Après 20 ans de conflit, la frontière entre l’Éthiopie et l’Érythrée a été rouverte en juillet 2018 après la signature d’une “déclaration conjointe de paix et d’amitié” entre l’Éthiopie et son ancienne province. Ce prix est aussi censé récompenser “toutes les parties qui travaillent pour la paix et la réconciliation en Éthiopie et dans l’Afrique de l’est et du nord-est”. Le comité norvégien a souligné en particulier le rôle du président érythréen Issaias Afeworki.

Un Nobel “d’encouragement” et “discutable”

Et si depuis les points de frontières ont été refermés et que la normalisation des relations entre les deux pays semble au point mort, la signature de cet accord n’en reste pas moins un symbole fort, estime le comité Nobel.

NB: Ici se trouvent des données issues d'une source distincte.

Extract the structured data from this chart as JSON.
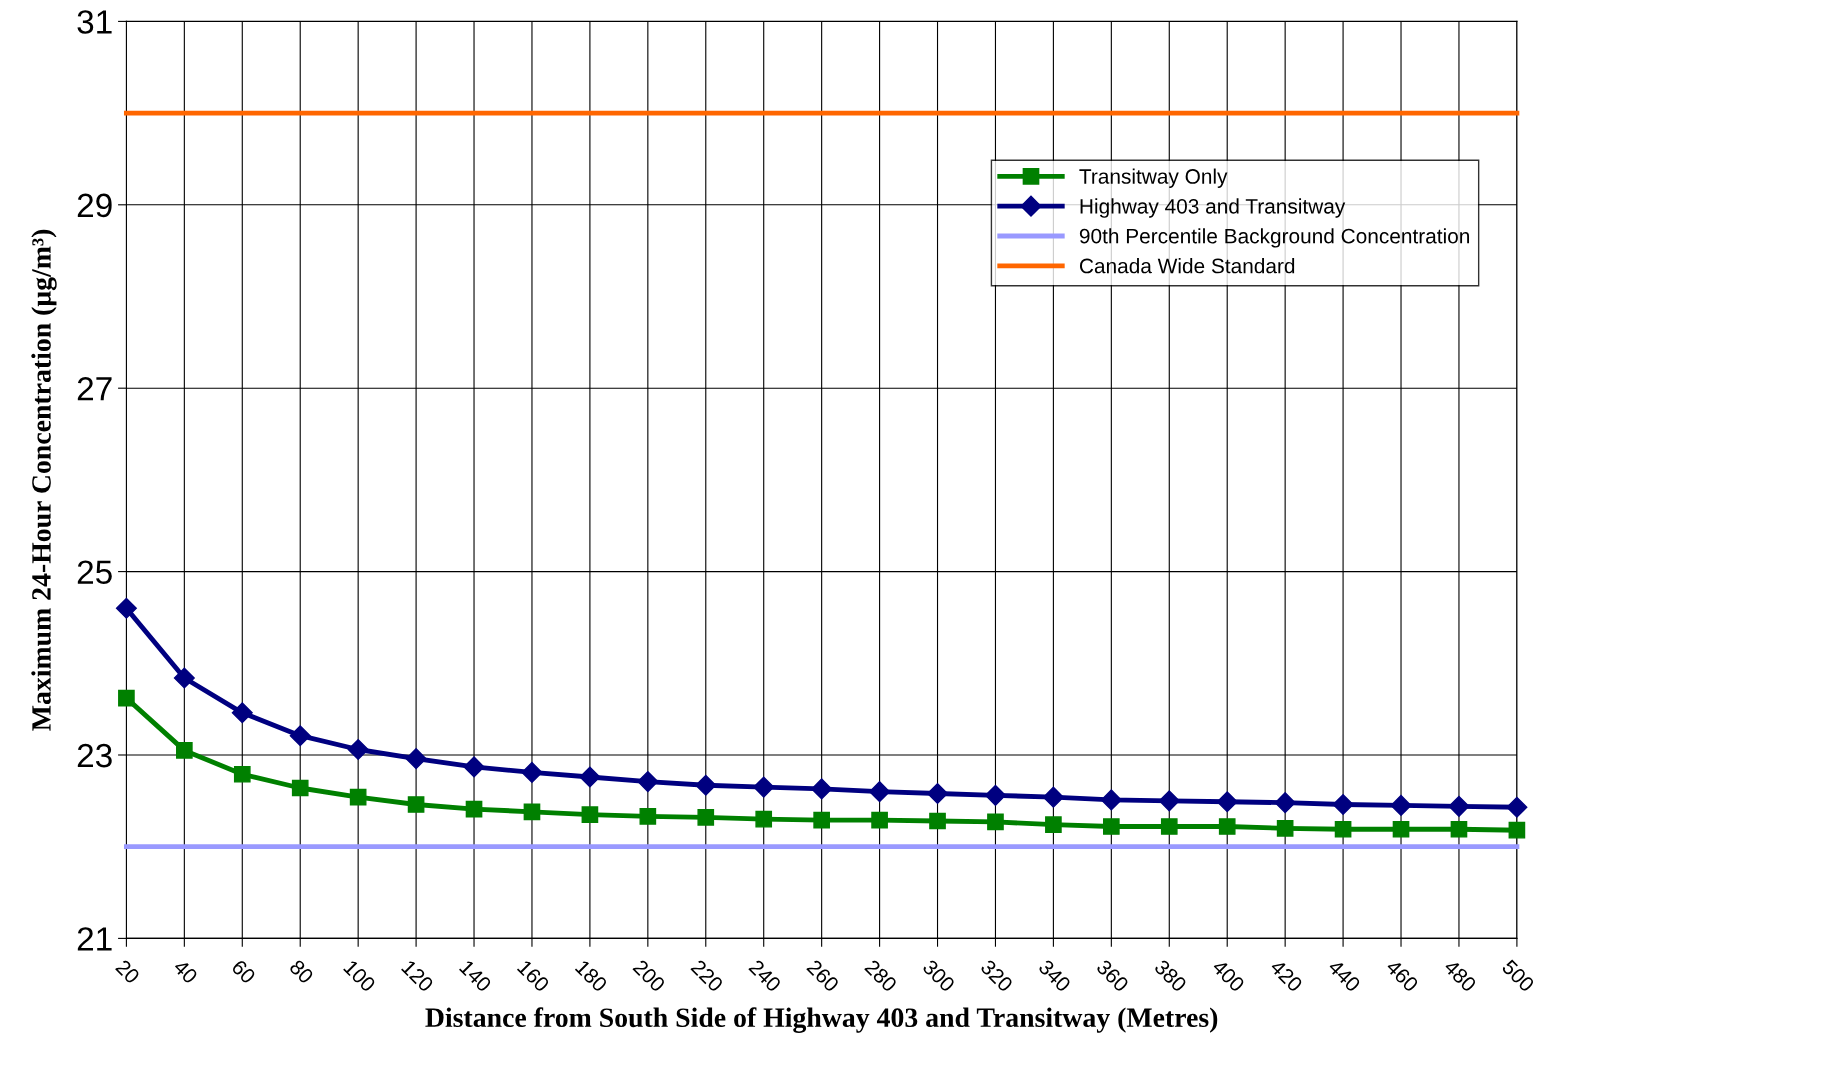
{
  "chart_data": {
    "type": "line",
    "xlabel": "Distance from South Side of Highway 403 and Transitway (Metres)",
    "ylabel": "Maximum 24-Hour Concentration (μg/m³)",
    "categories": [
      "20",
      "40",
      "60",
      "80",
      "100",
      "120",
      "140",
      "160",
      "180",
      "200",
      "220",
      "240",
      "260",
      "280",
      "300",
      "320",
      "340",
      "360",
      "380",
      "400",
      "420",
      "440",
      "460",
      "480",
      "500"
    ],
    "series": [
      {
        "name": "Transitway Only",
        "color": "#008000",
        "marker": "square",
        "values": [
          23.62,
          23.05,
          22.79,
          22.64,
          22.54,
          22.46,
          22.41,
          22.38,
          22.35,
          22.33,
          22.32,
          22.3,
          22.29,
          22.29,
          22.28,
          22.27,
          22.24,
          22.22,
          22.22,
          22.22,
          22.2,
          22.19,
          22.19,
          22.19,
          22.18
        ]
      },
      {
        "name": "Highway 403 and Transitway",
        "color": "#000080",
        "marker": "diamond",
        "values": [
          24.6,
          23.84,
          23.46,
          23.21,
          23.06,
          22.96,
          22.87,
          22.81,
          22.76,
          22.71,
          22.67,
          22.65,
          22.63,
          22.6,
          22.58,
          22.56,
          22.54,
          22.51,
          22.5,
          22.49,
          22.48,
          22.46,
          22.45,
          22.44,
          22.43
        ]
      },
      {
        "name": "90th Percentile Background Concentration",
        "color": "#9999ff",
        "marker": "none",
        "values": [
          22,
          22,
          22,
          22,
          22,
          22,
          22,
          22,
          22,
          22,
          22,
          22,
          22,
          22,
          22,
          22,
          22,
          22,
          22,
          22,
          22,
          22,
          22,
          22,
          22
        ]
      },
      {
        "name": "Canada Wide Standard",
        "color": "#ff6600",
        "marker": "none",
        "values": [
          30,
          30,
          30,
          30,
          30,
          30,
          30,
          30,
          30,
          30,
          30,
          30,
          30,
          30,
          30,
          30,
          30,
          30,
          30,
          30,
          30,
          30,
          30,
          30,
          30
        ]
      }
    ],
    "ylim": [
      21,
      31
    ],
    "yticks": [
      21,
      23,
      25,
      27,
      29,
      31
    ],
    "grid": true,
    "legend": "top right",
    "line_style": "solid"
  }
}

Lors de la conférence de presse, les sages norvégiens ont rappelé que “de nombreux défis restent en suspens”. Et de citer notamment les conflits ethniques qui continuent. Habitué des polémiques autour du prix Nobel de la paix, le comité précise qu’il n’y a “aucun doute” que certains trouveront cette récompense trop précipitée. “Mais le comité Nobel norvégien croit qu’il est temps de reconnaître ces efforts et de les encourager”, a précisé Berit Reiss-Andersen, présidente du comité.

Les sages norvégiens espèrent que ce prix Nobel de la paix “renforcera le Premier ministre Abiy dans son travail important pour la paix et la réconciliation” en Éthiopie, second pays le plus peuplé d’Afrique. 

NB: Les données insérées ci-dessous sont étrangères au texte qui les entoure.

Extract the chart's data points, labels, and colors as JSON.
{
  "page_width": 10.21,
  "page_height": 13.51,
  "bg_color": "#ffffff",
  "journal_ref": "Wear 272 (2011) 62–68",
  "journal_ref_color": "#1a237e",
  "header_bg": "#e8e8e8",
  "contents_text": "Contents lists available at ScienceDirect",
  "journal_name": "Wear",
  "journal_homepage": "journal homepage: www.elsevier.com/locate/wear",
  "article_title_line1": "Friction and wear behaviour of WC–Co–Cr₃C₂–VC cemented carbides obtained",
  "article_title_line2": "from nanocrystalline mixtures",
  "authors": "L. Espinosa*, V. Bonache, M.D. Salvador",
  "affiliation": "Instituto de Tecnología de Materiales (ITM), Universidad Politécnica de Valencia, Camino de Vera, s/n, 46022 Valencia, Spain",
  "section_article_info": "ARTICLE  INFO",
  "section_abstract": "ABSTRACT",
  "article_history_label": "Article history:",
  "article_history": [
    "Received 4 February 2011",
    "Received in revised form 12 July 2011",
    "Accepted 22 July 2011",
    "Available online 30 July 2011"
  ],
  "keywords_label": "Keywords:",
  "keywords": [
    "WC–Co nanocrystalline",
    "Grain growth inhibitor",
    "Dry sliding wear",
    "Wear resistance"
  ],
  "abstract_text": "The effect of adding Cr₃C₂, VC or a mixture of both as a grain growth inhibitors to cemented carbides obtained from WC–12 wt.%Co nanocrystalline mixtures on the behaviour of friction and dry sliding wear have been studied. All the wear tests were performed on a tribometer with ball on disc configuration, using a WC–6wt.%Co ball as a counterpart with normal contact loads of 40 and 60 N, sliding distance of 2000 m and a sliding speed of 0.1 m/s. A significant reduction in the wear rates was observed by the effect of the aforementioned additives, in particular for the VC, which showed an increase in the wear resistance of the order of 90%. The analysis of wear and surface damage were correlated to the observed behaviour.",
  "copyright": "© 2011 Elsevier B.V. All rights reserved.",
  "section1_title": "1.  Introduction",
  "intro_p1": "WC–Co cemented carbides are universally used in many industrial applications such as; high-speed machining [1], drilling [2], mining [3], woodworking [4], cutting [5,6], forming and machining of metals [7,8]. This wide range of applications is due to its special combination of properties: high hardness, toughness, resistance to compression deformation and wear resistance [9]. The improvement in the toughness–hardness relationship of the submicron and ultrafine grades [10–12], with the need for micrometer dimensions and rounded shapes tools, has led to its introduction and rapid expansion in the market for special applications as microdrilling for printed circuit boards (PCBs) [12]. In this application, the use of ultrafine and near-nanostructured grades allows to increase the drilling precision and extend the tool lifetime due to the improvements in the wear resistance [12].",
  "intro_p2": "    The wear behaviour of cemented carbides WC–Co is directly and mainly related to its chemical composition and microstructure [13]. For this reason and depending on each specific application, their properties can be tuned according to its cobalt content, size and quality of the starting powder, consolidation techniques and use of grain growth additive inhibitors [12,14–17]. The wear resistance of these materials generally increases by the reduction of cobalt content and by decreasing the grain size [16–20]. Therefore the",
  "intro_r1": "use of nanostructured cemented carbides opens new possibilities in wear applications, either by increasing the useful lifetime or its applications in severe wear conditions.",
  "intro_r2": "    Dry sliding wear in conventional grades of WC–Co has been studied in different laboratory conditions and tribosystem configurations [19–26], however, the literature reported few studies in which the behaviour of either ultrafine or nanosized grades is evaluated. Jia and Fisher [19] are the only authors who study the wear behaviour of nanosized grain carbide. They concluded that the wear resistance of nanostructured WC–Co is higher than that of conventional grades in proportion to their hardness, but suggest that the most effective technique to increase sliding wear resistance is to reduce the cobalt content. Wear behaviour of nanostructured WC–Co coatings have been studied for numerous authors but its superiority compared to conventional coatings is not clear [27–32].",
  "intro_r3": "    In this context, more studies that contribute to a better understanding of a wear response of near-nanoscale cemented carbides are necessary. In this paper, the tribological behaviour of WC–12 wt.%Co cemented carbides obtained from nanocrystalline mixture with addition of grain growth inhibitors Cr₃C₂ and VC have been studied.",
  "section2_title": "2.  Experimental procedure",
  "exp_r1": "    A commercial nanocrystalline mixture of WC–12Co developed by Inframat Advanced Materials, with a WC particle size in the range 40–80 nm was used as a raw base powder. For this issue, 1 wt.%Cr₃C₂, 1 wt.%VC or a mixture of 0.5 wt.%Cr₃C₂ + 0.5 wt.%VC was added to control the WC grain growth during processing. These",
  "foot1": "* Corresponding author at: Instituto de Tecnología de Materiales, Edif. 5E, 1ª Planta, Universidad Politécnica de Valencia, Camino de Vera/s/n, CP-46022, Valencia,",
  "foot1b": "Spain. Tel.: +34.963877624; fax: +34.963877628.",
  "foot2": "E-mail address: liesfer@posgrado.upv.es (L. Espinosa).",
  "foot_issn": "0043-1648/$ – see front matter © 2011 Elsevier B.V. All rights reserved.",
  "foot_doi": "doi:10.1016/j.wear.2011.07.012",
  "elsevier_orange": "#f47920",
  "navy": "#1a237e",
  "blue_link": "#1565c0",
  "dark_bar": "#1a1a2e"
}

Des défis colossaux à venir

Sur le plan intérieur, Abiy Ahmed a rompu avec l’autoritarisme de ses prédécesseurs, libéré des milliers de prisonniers politiques, créé une commission de réconciliation nationale et levé l’interdiction pesant sur certains partis politiques.

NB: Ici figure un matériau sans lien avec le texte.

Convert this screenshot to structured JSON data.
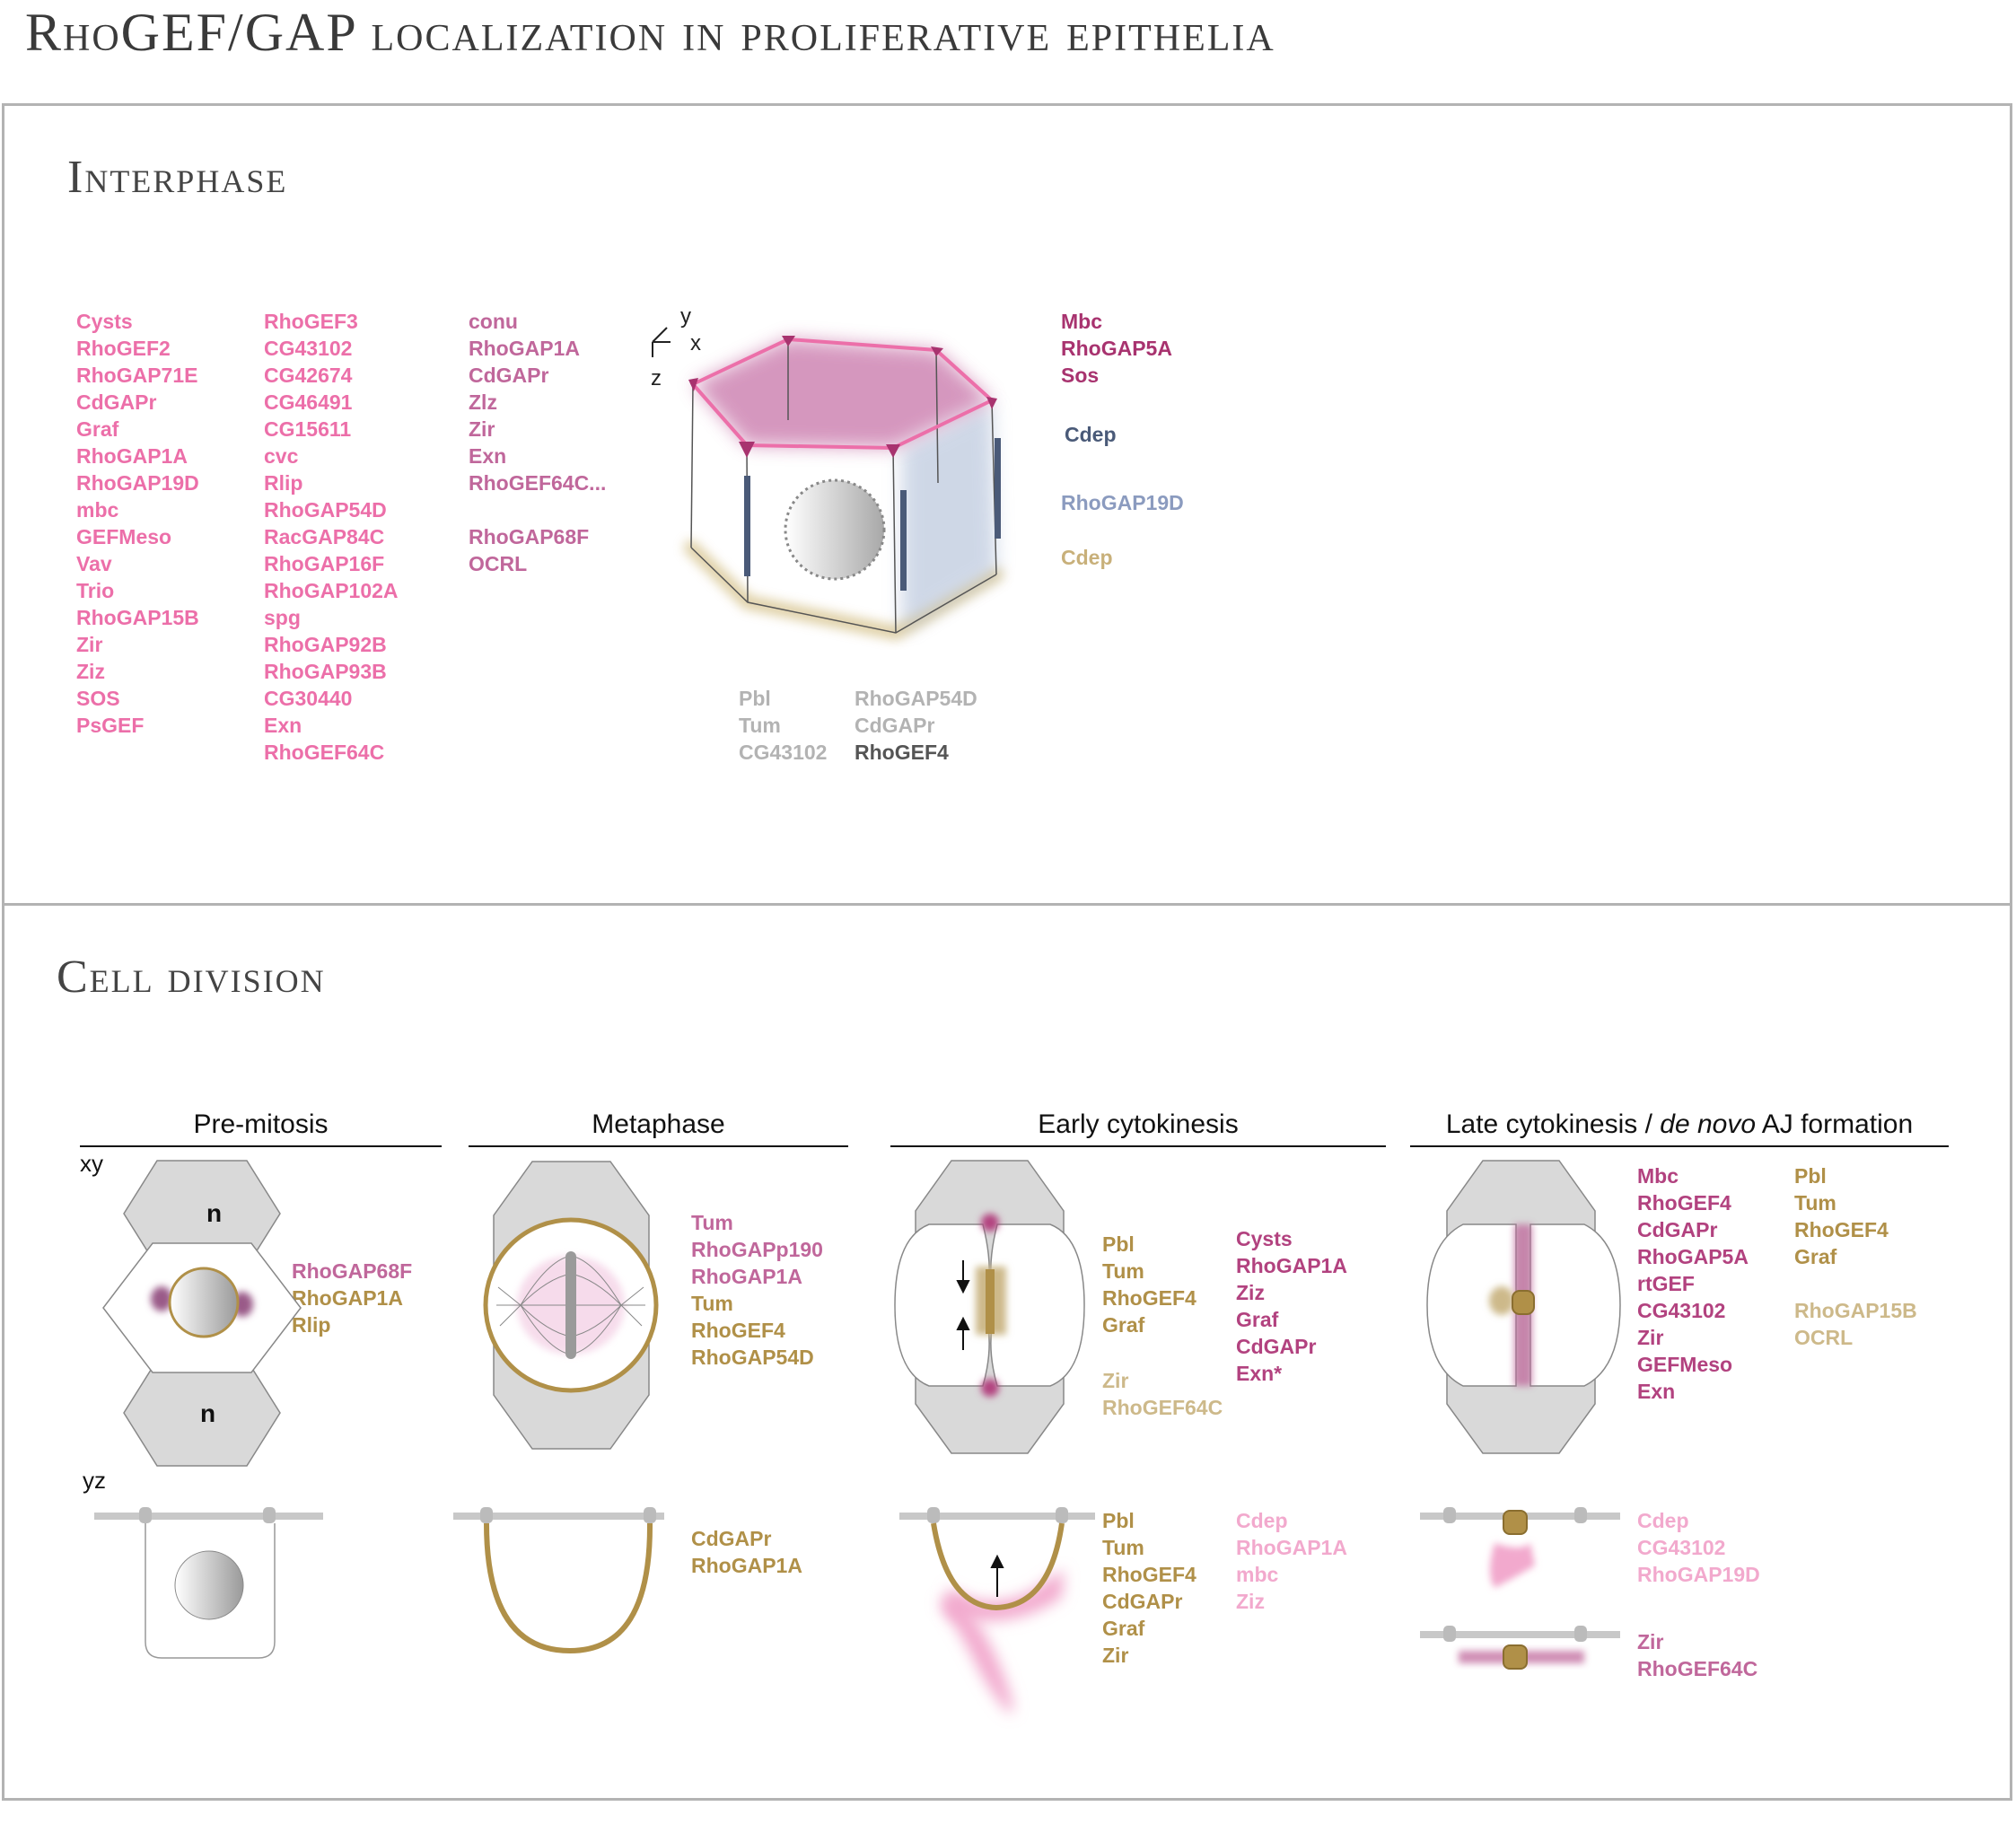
{
  "title": "RhoGEF/GAP localization in proliferative epithelia",
  "interphase": {
    "title": "Interphase",
    "axes": {
      "y": "y",
      "x": "x",
      "z": "z"
    },
    "col1": {
      "color": "#ec6fa9",
      "items": [
        "Cysts",
        "RhoGEF2",
        "RhoGAP71E",
        "CdGAPr",
        "Graf",
        "RhoGAP1A",
        "RhoGAP19D",
        "mbc",
        "GEFMeso",
        "Vav",
        "Trio",
        "RhoGAP15B",
        "Zir",
        "Ziz",
        "SOS",
        "PsGEF"
      ]
    },
    "col2": {
      "color": "#ec6fa9",
      "items": [
        "RhoGEF3",
        "CG43102",
        "CG42674",
        "CG46491",
        "CG15611",
        "cvc",
        "Rlip",
        "RhoGAP54D",
        "RacGAP84C",
        "RhoGAP16F",
        "RhoGAP102A",
        "spg",
        "RhoGAP92B",
        "RhoGAP93B",
        "CG30440",
        "Exn",
        "RhoGEF64C"
      ]
    },
    "col3a": {
      "color": "#c0679b",
      "items": [
        "conu",
        "RhoGAP1A",
        "CdGAPr",
        "Zlz",
        "Zir",
        "Exn",
        "RhoGEF64C..."
      ]
    },
    "col3b": {
      "color": "#c0679b",
      "items": [
        "RhoGAP68F",
        "OCRL"
      ]
    },
    "right": [
      {
        "color": "#a8336f",
        "items": [
          "Mbc",
          "RhoGAP5A",
          "Sos"
        ]
      },
      {
        "color": "#4a5a78",
        "items": [
          "Cdep"
        ]
      },
      {
        "color": "#8b9bbf",
        "items": [
          "RhoGAP19D"
        ]
      },
      {
        "color": "#c8b07a",
        "items": [
          "Cdep"
        ]
      }
    ],
    "bottom_left": {
      "color": "#b3b3b3",
      "items": [
        "Pbl",
        "Tum",
        "CG43102"
      ]
    },
    "bottom_right_light": {
      "color": "#b3b3b3",
      "items": [
        "RhoGAP54D",
        "CdGAPr"
      ]
    },
    "bottom_right_dark": {
      "color": "#555555",
      "items": [
        "RhoGEF4"
      ]
    }
  },
  "division": {
    "title": "Cell division",
    "view_xy": "xy",
    "view_yz": "yz",
    "stages": {
      "premitosis": "Pre-mitosis",
      "metaphase": "Metaphase",
      "early": "Early cytokinesis",
      "late_a": "Late cytokinesis / ",
      "late_b": "de novo",
      "late_c": " AJ formation"
    },
    "nucleus_label": "n",
    "colors": {
      "gold": "#b09048",
      "gold_light": "#cdb98a",
      "pink": "#c0679b",
      "pink_light": "#f2a9cd",
      "magenta": "#b2427f"
    },
    "premitosis_xy": {
      "pink": [
        "RhoGAP68F"
      ],
      "gold": [
        "RhoGAP1A",
        "Rlip"
      ]
    },
    "metaphase_xy": {
      "pink": [
        "Tum",
        "RhoGAPp190",
        "RhoGAP1A"
      ],
      "gold": [
        "Tum",
        "RhoGEF4",
        "RhoGAP54D"
      ]
    },
    "metaphase_yz": {
      "gold": [
        "CdGAPr",
        "RhoGAP1A"
      ]
    },
    "early_xy": {
      "gold": [
        "Pbl",
        "Tum",
        "RhoGEF4",
        "Graf"
      ],
      "gold_light": [
        "Zir",
        "RhoGEF64C"
      ],
      "magenta": [
        "Cysts",
        "RhoGAP1A",
        "Ziz",
        "Graf",
        "CdGAPr",
        "Exn*"
      ]
    },
    "early_yz": {
      "gold": [
        "Pbl",
        "Tum",
        "RhoGEF4",
        "CdGAPr",
        "Graf",
        "Zir"
      ],
      "pink_light": [
        "Cdep",
        "RhoGAP1A",
        "mbc",
        "Ziz"
      ]
    },
    "late_xy": {
      "magenta": [
        "Mbc",
        "RhoGEF4",
        "CdGAPr",
        "RhoGAP5A",
        "rtGEF",
        "CG43102",
        "Zir",
        "GEFMeso",
        "Exn"
      ],
      "gold": [
        "Pbl",
        "Tum",
        "RhoGEF4",
        "Graf"
      ],
      "gold_light": [
        "RhoGAP15B",
        "OCRL"
      ]
    },
    "late_yz1": {
      "pink_light": [
        "Cdep",
        "CG43102",
        "RhoGAP19D"
      ]
    },
    "late_yz2": {
      "pink": [
        "Zir",
        "RhoGEF64C"
      ]
    }
  }
}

Mais ses efforts se heurtent là aussi à des obstacles. Beaucoup doutent de sa capacité à tenir sa promesse d’organiser des élections “libres”, “justes” et “démocratiques” en mai 2020 en raison des violences intercommunautaires qui déchirent le pays et compliquent un recensement, toujours hypothétique.

Ces violences sont le plus souvent motivées par des différends politiques ou fonciers. Certains groupes ethniques comme les Sidama revendiquent de pouvoir former leur propre région au sein d’un Etat fédéral qui en compte aujourd’hui neuf, jouissant d’une semi-autonomie. L’insécurité a déplacé plus de deux millions de personnes en 2018 au plus fort de la crise.

L’agenda réformateur du Premier ministre lui a attiré de solides inimitiés au sein de la vieille garde de l’ancien régime, dont il est pourtant un pur produit. Abiy Ahmed a déjà été victime d’au moins une tentative d’assassinat depuis son arrivée au pouvoir.

Abiy Ahmed succède à Denis Mukwege et Nadia Murad, lauréats du prix Nobel de la paix 2018 pour leurs efforts pour mettre fin à l’utilisation de la violence sexuelle comme arme de guerre.

Avec ce prix pour la paix, la saison des Nobel est presque terminée, après la littérature, la chimie, la physique et la médecine plus tôt dans la semaine. Reste maintenant à l’Académie royale des sciences suédoise à choisir un lauréat, lundi 14 octobre, pour le prix “Nobel” de l’économie, ou plutôt Prix de la Banque de Suède, car c’est le seul à ne pas avoir été imaginé par Alfred Nobel.